Más allá de los riesgos que esto implica, el descarte
de estos caballos también está asegurado, ya que luego de estas pruebas
ya nadie quiere comprarlos ni domarlos y van indefectiblemente a parar
al frigorífico. Lo mismo pasa con caballos que dejan de corcovear con
tanta energía; una vez que ocurre esto, son enviados a lo que se conoce
como el tacho. En la provincia de Buenos Aires y en casi todo el
interior del país hay caudillos de las jineteadas que manejan algo
parecido a un mercado negro de caballos. Recolectan potros por los
campos y los compran al valor de la carne o menos. En general, se pagan
precios abusivos a paisanos de campo adentro que no saben leer ni
escribir. Estos personajes casi mafiosos son mercaderes de la muerte de
los caballos, porque por una u otra vía el caballo siempre termina en el
frigorífico. Son poquísimos los casos de caballos que se salvan de esta
triste realidad una vez que han entrado en este círculo.

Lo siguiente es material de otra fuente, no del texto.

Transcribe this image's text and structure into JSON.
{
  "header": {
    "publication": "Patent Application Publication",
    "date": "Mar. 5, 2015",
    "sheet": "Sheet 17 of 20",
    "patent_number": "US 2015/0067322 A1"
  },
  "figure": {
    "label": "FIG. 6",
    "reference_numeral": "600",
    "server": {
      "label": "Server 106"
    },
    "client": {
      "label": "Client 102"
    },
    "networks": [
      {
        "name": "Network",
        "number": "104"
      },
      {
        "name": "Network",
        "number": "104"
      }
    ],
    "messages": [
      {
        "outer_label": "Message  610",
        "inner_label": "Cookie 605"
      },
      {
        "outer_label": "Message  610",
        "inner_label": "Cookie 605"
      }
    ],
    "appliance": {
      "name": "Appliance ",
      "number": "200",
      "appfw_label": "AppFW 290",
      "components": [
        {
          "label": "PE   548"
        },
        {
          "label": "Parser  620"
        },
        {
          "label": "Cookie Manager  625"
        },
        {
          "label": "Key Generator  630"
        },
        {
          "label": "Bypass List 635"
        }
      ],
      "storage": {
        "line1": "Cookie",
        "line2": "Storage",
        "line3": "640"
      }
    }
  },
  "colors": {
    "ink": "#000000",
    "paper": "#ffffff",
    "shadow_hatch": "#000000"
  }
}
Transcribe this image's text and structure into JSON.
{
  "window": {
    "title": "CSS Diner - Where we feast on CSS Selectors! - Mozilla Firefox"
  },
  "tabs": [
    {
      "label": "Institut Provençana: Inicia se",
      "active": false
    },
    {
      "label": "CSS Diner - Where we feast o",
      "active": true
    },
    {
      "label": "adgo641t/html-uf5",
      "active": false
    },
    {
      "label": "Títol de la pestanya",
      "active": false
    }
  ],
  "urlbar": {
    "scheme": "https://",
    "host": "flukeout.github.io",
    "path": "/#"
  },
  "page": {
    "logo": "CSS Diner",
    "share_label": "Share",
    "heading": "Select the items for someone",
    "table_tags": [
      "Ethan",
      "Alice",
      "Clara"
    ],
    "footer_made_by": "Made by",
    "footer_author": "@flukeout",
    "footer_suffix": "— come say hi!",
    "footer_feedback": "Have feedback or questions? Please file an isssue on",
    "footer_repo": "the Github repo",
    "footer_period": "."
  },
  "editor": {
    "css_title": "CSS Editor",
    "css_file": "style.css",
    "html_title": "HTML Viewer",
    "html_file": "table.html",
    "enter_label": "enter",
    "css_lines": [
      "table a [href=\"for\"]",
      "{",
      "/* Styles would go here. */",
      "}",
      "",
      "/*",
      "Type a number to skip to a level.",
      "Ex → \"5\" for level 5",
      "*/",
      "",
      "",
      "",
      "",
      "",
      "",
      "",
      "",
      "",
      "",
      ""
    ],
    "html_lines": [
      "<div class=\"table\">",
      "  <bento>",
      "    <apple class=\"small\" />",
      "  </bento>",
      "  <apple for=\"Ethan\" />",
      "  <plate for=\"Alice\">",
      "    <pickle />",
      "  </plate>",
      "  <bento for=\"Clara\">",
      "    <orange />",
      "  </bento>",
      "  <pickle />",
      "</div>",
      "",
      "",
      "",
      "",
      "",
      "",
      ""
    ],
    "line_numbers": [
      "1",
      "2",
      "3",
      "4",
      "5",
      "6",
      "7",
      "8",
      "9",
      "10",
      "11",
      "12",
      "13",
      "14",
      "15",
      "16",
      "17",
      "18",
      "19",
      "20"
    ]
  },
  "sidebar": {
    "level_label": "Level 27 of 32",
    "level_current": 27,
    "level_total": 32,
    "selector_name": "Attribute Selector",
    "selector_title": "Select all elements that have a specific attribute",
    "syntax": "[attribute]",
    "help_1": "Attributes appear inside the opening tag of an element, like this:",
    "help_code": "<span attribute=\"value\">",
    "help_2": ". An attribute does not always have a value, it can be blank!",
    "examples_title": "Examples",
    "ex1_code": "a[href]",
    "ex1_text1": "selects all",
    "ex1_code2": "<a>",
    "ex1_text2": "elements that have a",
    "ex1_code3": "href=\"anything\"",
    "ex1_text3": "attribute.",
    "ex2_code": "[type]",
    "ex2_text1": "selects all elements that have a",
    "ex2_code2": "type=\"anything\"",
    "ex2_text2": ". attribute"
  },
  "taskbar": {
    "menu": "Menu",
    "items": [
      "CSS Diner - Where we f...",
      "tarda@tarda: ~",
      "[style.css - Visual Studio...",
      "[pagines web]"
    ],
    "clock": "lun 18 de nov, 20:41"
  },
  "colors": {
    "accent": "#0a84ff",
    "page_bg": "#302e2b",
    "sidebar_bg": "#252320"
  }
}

Tanto jinetes como admiradores de esta práctica son
casi inocentes partícipes de un negocio muy cruel; no cortan ni pinchan,
y sólo pasan el rato entre choripanes, vino, alegría y morbo.
Concurren en familia y con los niños, que crecen con la
idea de que lo que están viendo es lícito y, peor aún, creen que es
algo digno de admirar.
Se trata de una cuestión cultural, y la tradición es
herencia, pero tenemos que entender que debemos dejarles a los que nos
siguen una herencia más sana, sustentable y positiva.